What happened
A new BIS Working Paper models the current AI capital expenditure boom as a 'dynamic contest' among a handful of firms racing for dominant market positions, and finds the race generates severe over-investment relative to the socially efficient level. The headline quantitative finding: 'the model points to over-investment of around 1.5 times the efficient level, rising to around three times where demand is less elastic.' The paper, calibrated to company balance-sheet and disclosed-deal data, argues that debt financing and circular equity stakes between AI firms introduce financial fragility, exposing the sector to fire sales of specialised (non-fungible) AI hardware assets if revenue disappoints.
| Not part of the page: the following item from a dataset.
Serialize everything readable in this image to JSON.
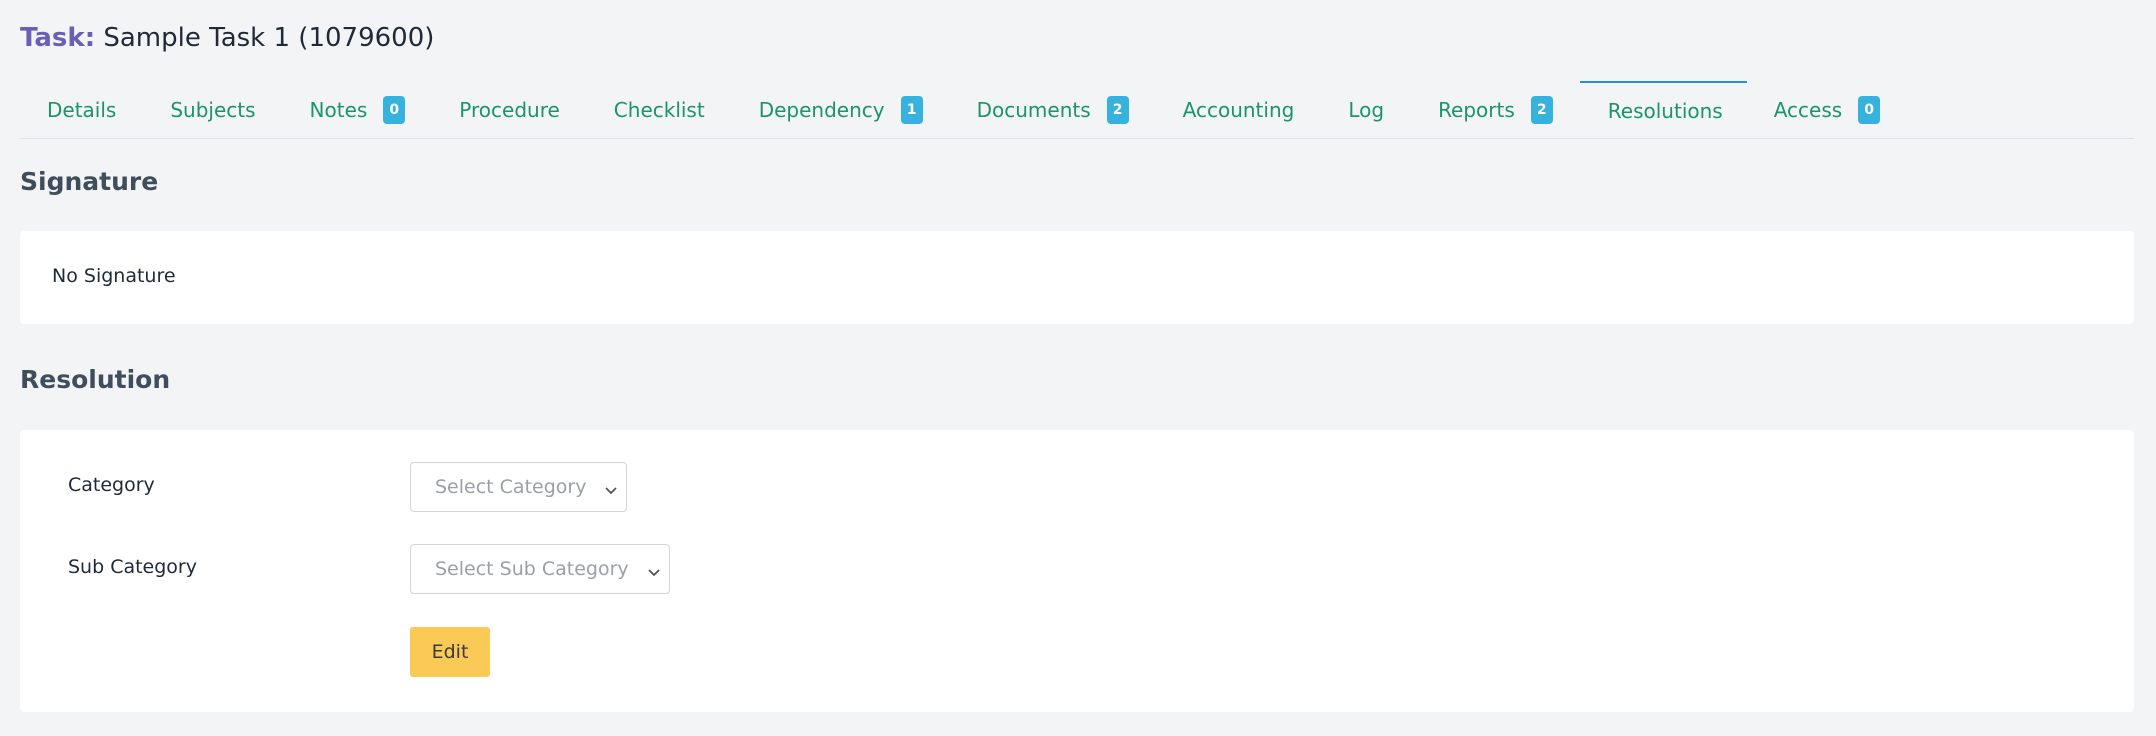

A network analysis further shows that the failure of a single major AI firm could cascade through chains of financial exposure to other firms, especially in a concentrated network — a systemic-risk framing rarely applied to the AI buildout by a central-bank body.
Why it matters
This is one of the first quantitative, central-bank-grade financial-stability analyses of the AI capex boom, giving boards and CFOs a concrete over-investment multiplier and a contagion mechanism to weigh against continued AI infrastructure commitments and financing structures (debt, circular deals).
Action needed
Brief the board and finance committee on AI capex financing exposure and circular-deal concentration risk; stress-test balance-sheet exposure to a potential AI infrastructure repricing.